The NYT marketed this to staff. But you don't even have to have stepped foot on the campus in the past decadeto get Times Select.
I just signed up with my alumnus account. I feel dirty.
You're not the last one: if I don't see a move quite early in it's public release, then it's better for me to wait for PPV; I hate mid-to-late-buzz time.
2: That worked. I was wondering whether it would. I know people who went to or worked for Wesleyan who still have plain old wesleyan.edu accounts, and I think that Stanford gives people actual e-mail addresses. My alumna account is just a forwarding address.

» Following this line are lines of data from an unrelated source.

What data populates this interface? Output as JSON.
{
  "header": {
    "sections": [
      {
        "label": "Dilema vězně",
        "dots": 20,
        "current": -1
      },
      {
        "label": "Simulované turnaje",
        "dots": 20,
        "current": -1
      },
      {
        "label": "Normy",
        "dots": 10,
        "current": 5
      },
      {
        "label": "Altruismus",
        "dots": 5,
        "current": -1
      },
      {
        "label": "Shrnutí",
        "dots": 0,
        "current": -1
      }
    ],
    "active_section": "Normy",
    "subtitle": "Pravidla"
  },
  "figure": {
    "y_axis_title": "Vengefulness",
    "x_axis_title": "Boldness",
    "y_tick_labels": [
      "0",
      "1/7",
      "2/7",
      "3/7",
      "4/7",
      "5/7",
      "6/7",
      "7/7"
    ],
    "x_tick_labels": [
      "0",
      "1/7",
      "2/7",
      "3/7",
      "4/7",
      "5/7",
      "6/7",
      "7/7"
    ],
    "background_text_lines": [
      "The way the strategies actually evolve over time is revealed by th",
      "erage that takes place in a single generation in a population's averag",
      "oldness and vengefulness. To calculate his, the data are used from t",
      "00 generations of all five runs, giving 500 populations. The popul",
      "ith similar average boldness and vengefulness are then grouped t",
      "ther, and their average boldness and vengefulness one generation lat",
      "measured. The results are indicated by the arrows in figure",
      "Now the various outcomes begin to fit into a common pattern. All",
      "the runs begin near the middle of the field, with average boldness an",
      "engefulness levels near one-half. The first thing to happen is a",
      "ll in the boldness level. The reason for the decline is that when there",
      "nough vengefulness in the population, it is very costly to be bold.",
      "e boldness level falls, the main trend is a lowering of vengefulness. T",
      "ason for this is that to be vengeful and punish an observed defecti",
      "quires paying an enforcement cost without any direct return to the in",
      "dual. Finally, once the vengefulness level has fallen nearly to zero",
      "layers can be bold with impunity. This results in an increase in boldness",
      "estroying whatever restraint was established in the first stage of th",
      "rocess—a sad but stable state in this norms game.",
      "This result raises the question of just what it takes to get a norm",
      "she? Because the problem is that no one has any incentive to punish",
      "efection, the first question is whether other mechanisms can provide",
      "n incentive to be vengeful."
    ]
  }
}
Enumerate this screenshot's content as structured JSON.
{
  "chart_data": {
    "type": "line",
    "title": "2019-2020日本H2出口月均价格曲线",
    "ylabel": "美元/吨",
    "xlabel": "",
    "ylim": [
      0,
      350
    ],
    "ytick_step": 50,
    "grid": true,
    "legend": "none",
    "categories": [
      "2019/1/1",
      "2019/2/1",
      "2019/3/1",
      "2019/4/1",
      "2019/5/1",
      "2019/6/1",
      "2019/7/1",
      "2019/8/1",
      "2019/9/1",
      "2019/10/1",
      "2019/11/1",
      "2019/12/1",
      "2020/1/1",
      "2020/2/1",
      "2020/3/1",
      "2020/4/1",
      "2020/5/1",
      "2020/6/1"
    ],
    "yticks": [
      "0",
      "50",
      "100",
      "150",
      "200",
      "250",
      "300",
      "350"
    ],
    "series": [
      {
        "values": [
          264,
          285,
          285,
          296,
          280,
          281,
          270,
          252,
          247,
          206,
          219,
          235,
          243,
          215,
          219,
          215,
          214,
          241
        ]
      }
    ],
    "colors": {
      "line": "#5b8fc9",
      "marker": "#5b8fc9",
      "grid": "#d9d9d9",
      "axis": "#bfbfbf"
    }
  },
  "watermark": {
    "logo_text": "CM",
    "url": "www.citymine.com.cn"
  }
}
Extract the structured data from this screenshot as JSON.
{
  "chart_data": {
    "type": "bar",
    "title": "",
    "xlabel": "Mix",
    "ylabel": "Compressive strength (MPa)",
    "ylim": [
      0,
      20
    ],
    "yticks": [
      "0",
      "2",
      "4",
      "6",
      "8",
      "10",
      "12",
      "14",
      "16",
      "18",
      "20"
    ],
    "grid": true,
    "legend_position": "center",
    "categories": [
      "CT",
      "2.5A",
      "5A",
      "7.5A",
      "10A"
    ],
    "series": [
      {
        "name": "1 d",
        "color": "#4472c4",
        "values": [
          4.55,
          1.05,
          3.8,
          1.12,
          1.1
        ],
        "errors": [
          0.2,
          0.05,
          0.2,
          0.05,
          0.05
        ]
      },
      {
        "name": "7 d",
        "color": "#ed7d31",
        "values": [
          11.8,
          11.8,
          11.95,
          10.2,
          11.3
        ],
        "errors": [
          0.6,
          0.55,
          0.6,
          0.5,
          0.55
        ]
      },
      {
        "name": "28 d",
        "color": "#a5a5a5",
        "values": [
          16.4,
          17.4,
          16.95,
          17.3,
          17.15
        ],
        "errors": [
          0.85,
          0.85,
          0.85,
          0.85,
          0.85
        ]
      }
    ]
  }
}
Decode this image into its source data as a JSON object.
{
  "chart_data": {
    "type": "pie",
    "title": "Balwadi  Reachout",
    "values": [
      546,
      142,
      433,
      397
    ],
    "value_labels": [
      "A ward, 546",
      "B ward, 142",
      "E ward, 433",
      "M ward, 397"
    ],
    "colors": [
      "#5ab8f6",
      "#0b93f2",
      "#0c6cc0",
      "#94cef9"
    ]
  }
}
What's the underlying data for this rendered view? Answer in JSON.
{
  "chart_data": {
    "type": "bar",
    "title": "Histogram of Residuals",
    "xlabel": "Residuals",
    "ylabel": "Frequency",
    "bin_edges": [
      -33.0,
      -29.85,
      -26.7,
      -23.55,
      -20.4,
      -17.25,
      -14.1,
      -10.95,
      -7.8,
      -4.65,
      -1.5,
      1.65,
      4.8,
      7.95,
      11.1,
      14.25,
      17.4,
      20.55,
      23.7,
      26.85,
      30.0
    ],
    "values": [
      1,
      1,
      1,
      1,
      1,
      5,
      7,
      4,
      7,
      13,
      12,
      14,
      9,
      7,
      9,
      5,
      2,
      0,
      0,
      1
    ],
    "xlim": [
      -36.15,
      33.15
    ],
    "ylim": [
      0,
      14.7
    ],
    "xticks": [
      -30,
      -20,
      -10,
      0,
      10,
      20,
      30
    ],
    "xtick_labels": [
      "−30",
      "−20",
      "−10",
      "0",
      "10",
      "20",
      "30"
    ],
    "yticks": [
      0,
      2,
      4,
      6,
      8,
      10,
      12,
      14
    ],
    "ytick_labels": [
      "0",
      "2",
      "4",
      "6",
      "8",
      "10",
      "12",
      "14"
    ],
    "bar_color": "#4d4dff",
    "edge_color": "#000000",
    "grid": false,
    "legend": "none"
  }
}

I meant to say in comment 4, "Huh, that worked for you? I'm not sure that mine will."
I have a feeling that the Times will know how to filter out my post.university.edu acoount.
this worked for me, too, with my northwestern address though i finished my masters several months ago. thanks!
That was easy- I have 2 .edu alumni forwarding addresses (one undergrad, one grad.) Seems like you sort of need to lie, saying that you're staff or student when alumni is not an option, and I put my graduation date well into the future so my access doesn't expire.
5- Post.harvard.edu? Works for me.
From Atrios:
But the Times said it doesn't believe most alumni will cheat. "It's an honor system," said Vivian Schiller, senior VP-general manager, NYTimes.com. "And we're assuming that the alumni of this nation's colleges and universities have a thorough enough education in ethics to keep them honest."
Deontic, consequentialist, or emotive ethics? Runaway trolley ethics? Brain-in-vat ethics?
My own feeling is that a single mouse orgasm would be more than enough to compensate for a whole universe of fraudulent Times Select registrations.
It's not even a matter of alumni. I could forward my confirmation email around to anyone, since the only info it embodies is my email address.
Well damn. I just signed up with my current university email account, and it sent a message to that account saying that they couldn't verify my address. Wtf?
But that would be Dishonest, and since you have a .edu address it means you would never do such a thing.
Here, try mine. HINT: this school is located in California.